The limitation of this study is the lack of analysis of other potential risk factors, such as genetic predisposition, environmental exposure, and iodine deficiency. Since there was a minimum of two complications for part of the sample during pregnancy. We did not consider the influence of this condition on the results, and the reliability of the results may be lower. In addition, for newborns diagnosed as CH, this study did not further analyze the type of CH. Therefore, it is impossible to further explore whether these factors are related to the etiology of CH, such as congenital thyroid deficiency.

In conclusion, neonatal CH is influenced by assisted reproduction, abnormal gestational thyroid function, and gestational diabetes mellitus.

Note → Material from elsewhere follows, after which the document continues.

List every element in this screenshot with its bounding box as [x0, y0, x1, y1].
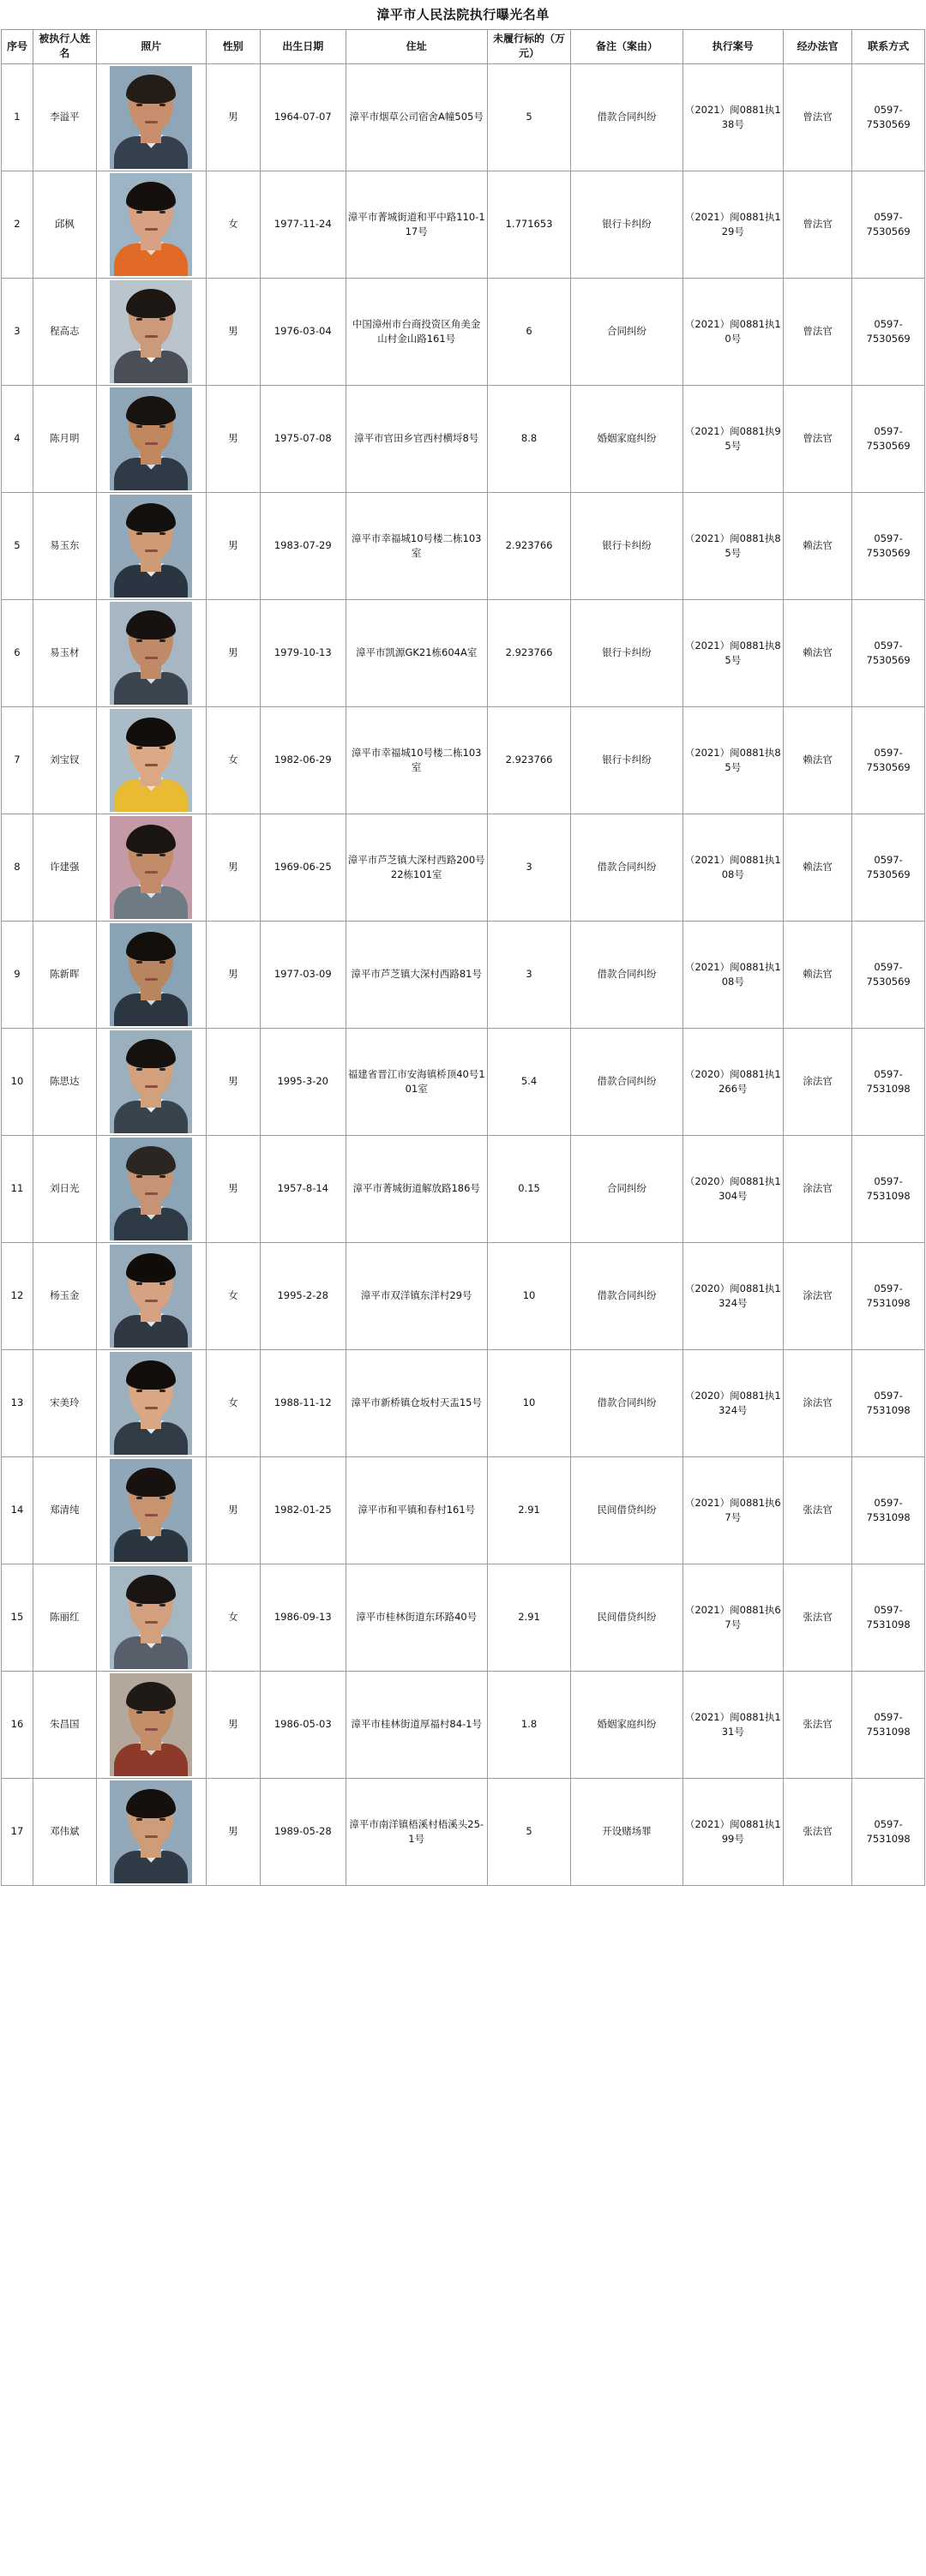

In addition, SGA, assisted reproduction, abnormal gestational thyroid function, and gestational diabetes mellitus are the influencing factors for the false-positive results in the preliminary screening of neonatal CH. Based on the influence of the above factors on neonatal thyroid function, multiple screening and follow-ups are required during clinical screening to avoid misdiagnosis and missed diagnosis.

Data Sharing Statement

All data generated or analysed during this study are included in this article. Further enquiries can be directed to the corresponding author.

Ethics Approval and Consent to Participate

I confirm that I have read the Editorial Policy pages. This study was conducted with approval from the Ethics Committee of Boai Hospital of Zhongshan Affiliated to Southern Medical University (2017-ky -001). This study was conducted in accordance with the declaration of Helsinki. Written informed consent was obtained from all participants.


We would like to acknowledge the hard and dedicated work of all the staff that implemented the intervention and evaluation components of the study.


Medical Science and Technology Research Foundation of Guangdong Province.


The authors declare that they have no competing interests in this work.